ROI doubts and data gaps erode Australian tech leaders' decision confidence

Apptio Pty Ltd

By Pete Wilson, Vice President for Apptio Business and General Manager for APAC, Apptio
Wednesday, 25 February, 2026


ROI doubts and data gaps erode Australian tech leaders' decision confidence

In boardrooms across the country, one question keeps surfacing: is our expanding technology budget translating into results and business value? As 75% of Australian organisations indicate that their technology budgets will increase into 2026, CTOs and technology departments face renewed pressure to convert that spend into tangible outcomes that drive business value.

However, industry confidence is in decline as technology leaders grapple with the intangibility of technology investments, with ROI uncertainties and data transparency challenges creating doubt around critical investment decisions.

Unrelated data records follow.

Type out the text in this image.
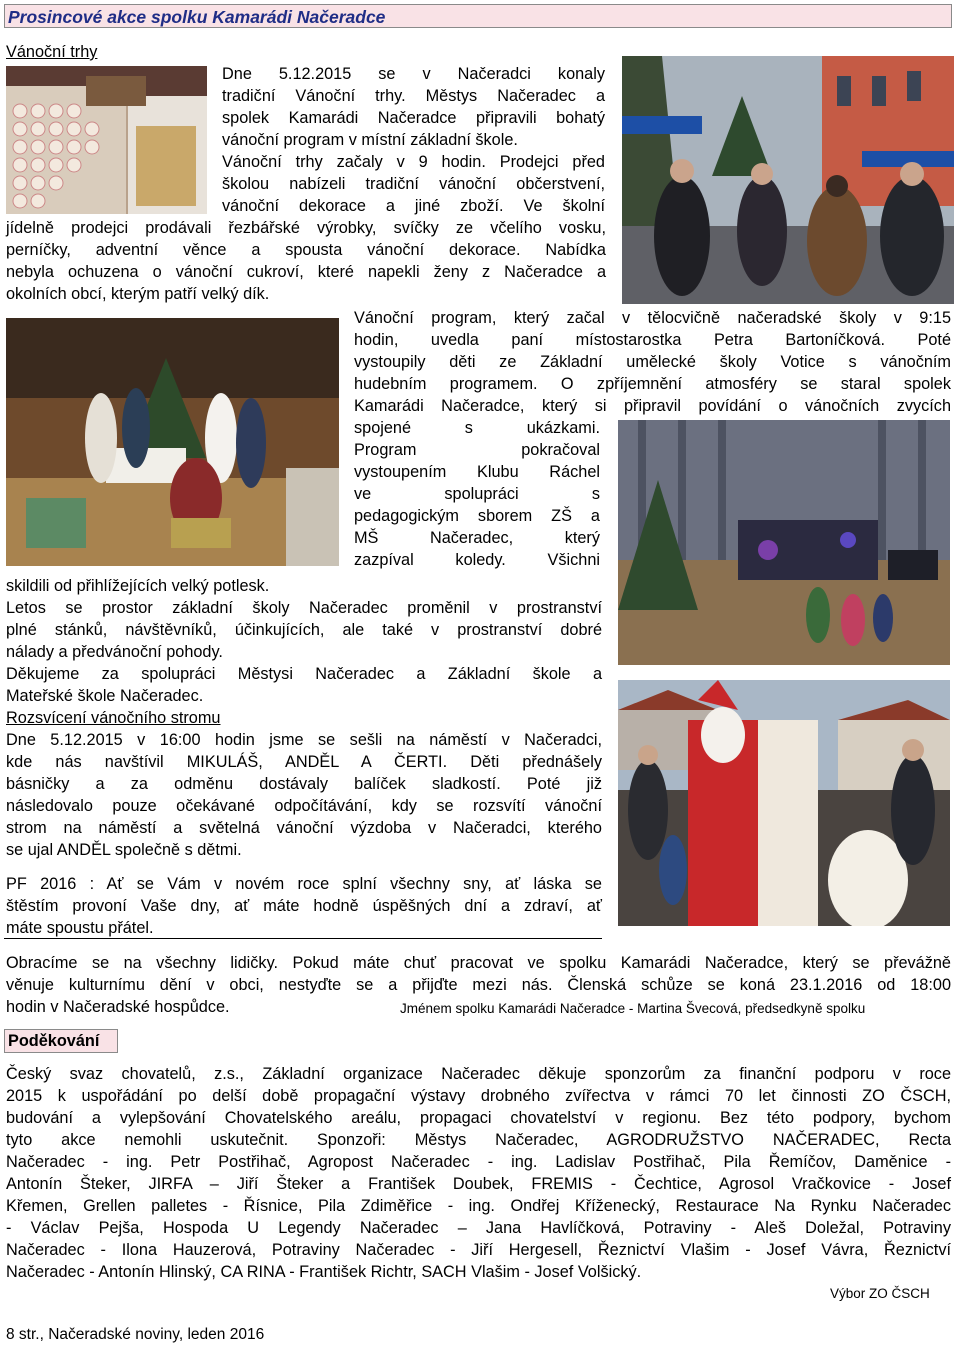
Prosincové akce spolku Kamarádi Načeradce
Vánoční trhy
Dne 5.12.2015 se v Načeradci konaly
tradiční Vánoční trhy. Městys Načeradec a
spolek Kamarádi Načeradce připravili bohatý
vánoční program v místní základní škole.
Vánoční trhy začaly v 9 hodin. Prodejci před
školou nabízeli tradiční vánoční občerstvení,
vánoční dekorace a jiné zboží. Ve školní
jídelně prodejci prodávali řezbářské výrobky, svíčky ze včelího vosku,
perníčky, adventní věnce a spousta vánoční dekorace. Nabídka
nebyla ochuzena o vánoční cukroví, které napekli ženy z Načeradce a
okolních obcí, kterým patří velký dík.
Vánoční program, který začal v tělocvičně načeradské školy v 9:15
hodin, uvedla paní místostarostka Petra Bartoníčková. Poté
vystoupily děti ze Základní umělecké školy Votice s vánočním
hudebním programem. O zpříjemnění atmosféry se staral spolek
Kamarádi Načeradce, který si připravil povídání o vánočních zvycích
spojené s ukázkami.
Program pokračoval
vystoupením Klubu Ráchel
ve spolupráci s
pedagogickým sborem ZŠ a
MŠ Načeradec, který
zazpíval koledy. Všichni
skildili od přihlížejících velký potlesk.
Letos se prostor základní školy Načeradec proměnil v prostranství
plné stánků, návštěvníků, účinkujících, ale také v prostranství dobré
nálady a předvánoční pohody.
Děkujeme za spolupráci Městysi Načeradec a Základní škole a
Mateřské škole Načeradec.
Rozsvícení vánočního stromu
Dne 5.12.2015 v 16:00 hodin jsme se sešli na náměstí v Načeradci,
kde nás navštívil MIKULÁŠ, ANDĚL A ČERTI. Děti přednášely
básničky a za odměnu dostávaly balíček sladkostí. Poté již
následovalo pouze očekávané odpočítávání, kdy se rozsvítí vánoční
strom na náměstí a světelná vánoční výzdoba v Načeradci, kterého
se ujal ANDĚL společně s dětmi.
PF 2016 : Ať se Vám v novém roce splní všechny sny, ať láska se
štěstím provoní Vaše dny, ať máte hodně úspěšných dní a zdraví, ať
máte spoustu přátel.
Obracíme se na všechny lidičky. Pokud máte chuť pracovat ve spolku Kamarádi Načeradce, který se převážně
věnuje kulturnímu dění v obci, nestyďte se a přijďte mezi nás. Členská schůze se koná 23.1.2016 od 18:00
hodin v Načeradské hospůdce.	Jménem spolku Kamarádi Načeradce - Martina Švecová, předsedkyně spolku
Poděkování
Český svaz chovatelů, z.s., Základní organizace Načeradec děkuje sponzorům za finanční podporu v roce
2015 k uspořádání po delší době propagační výstavy drobného zvířectva v rámci 70 let činnosti ZO ČSCH,
budování a vylepšování Chovatelského areálu, propagaci chovatelství v regionu. Bez této podpory, bychom
tyto akce nemohli uskutečnit. Sponzoři: Městys Načeradec, AGRODRUŽSTVO NAČERADEC, Recta
Načeradec - ing. Petr Postřihač, Agropost Načeradec - ing. Ladislav Postřihač, Pila Řemíčov, Daměnice -
Antonín Šteker, JIRFA – Jiří Šteker a František Doubek, FREMIS - Čechtice, Agrosol Vračkovice - Josef
Křemen, Grellen palletes - Řísnice, Pila Zdiměřice - ing. Ondřej Kříženecký, Restaurace Na Rynku Načeradec
- Václav Pejša, Hospoda U Legendy Načeradec – Jana Havlíčková, Potraviny - Aleš Doležal, Potraviny
Načeradec - Ilona Hauzerová, Potraviny Načeradec - Jiří Hergesell, Řeznictví Vlašim - Josef Vávra, Řeznictví
Načeradec - Antonín Hlinský, CA RINA - František Richtr, SACH Vlašim - Josef Volšický.
Výbor ZO ČSCH
8 str., Načeradské noviny, leden 2016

Australian leaders falling behind on confidence

The findings from the Apptio 2026 Technology Investment Management Report reinforce this reality. The survey of technology leaders revealed that Australian decision-makers reported lower confidence in investment decisions compared to counterparts across Europe and the US. As many as 88% of Australian tech leaders report that ROI uncertainty alone is enough to give them pause — putting our industry at risk of falling behind the global standard.

Greater accountability and transparency are needed to effectively translate technology investments into tangible business outcomes and value. When teams share a single, defensible source of truth, decisions speed up, funding follows value, and innovation scales responsibly. But many leaders in Australia still wrestle with disconnected silos or unreliable data, making it harder to realise the value their technology investments are capable of delivering.

Finance meets function: bridging cross-departmental priorities

Investment ROI is increasingly coming up in discussions, but when financial and operational insights remain fragmented, decision-making slows and executive trust erodes.

The challenge isn’t funding technology. In fact, 75% of survey respondents in Australia reported plans to increase IT and software investment in 2026. The challenge for technology leaders lies in defending and directing technology investments with clarity.

Where businesses often fall short is a lack of effective tools and frameworks to support timely assessment of investment impacts. Many organisations still rely on manual, disconnected processes that create a false sense of control without delivering meaningful insights to inform future investment decisions.

In fact, according to the research, as few as 18% of Australian organisations use a purpose-built ITFM platform to track the value of their technology investments — nearly half the global average. Instead, Australian businesses heavily favour ERP systems, with 68% of organisations continuing to operate with legacy reporting systems.

The growing gap: cloud and AI economics outpace governance

The race for widespread AI adoption to automate and innovate across organisational functions, without effective evaluative frameworks in place, risks putting Australian business confidence further behind. As businesses scale their investment into AI and supporting infrastructure to accommodate the needs of complex business networks, they risk creating inefficiencies with functional overlap. Investment in effective management forms a critical part of the preparation process for small, medium and large business operators as they look to build successful enterprises.

Even more so, as traditional planning and accountability models struggle to keep pace with consumption of AI across the business, leaders are faced with an organisational disconnect. A lack of transparency around cross-departmental investments puts businesses at risk of functional overlap, which not only creates additional costs, but risks siloed data, restricting insight into wider organisational outcomes.

Restoring confidence and credibility in technology leaders

The path forward is enterprise financial intelligence. Technology leaders must integrate an essential data layer into their operations that connects cost, usage and value across IT and finance functions to measure the real outcomes. Connecting the dots requires pragmatic steps to unify insights across the business; modernise IT financial management (ITFM) to enable greater transparency, better IT planning and faster data-backed decisions; and optimise FinOps to unlock greater cloud value and proactively govern AI innovations to drive measurable business outcomes and value.

Amid heightened spend scrutiny, organisations can realise greater value from technology investments and create a sustainable competitive advantage.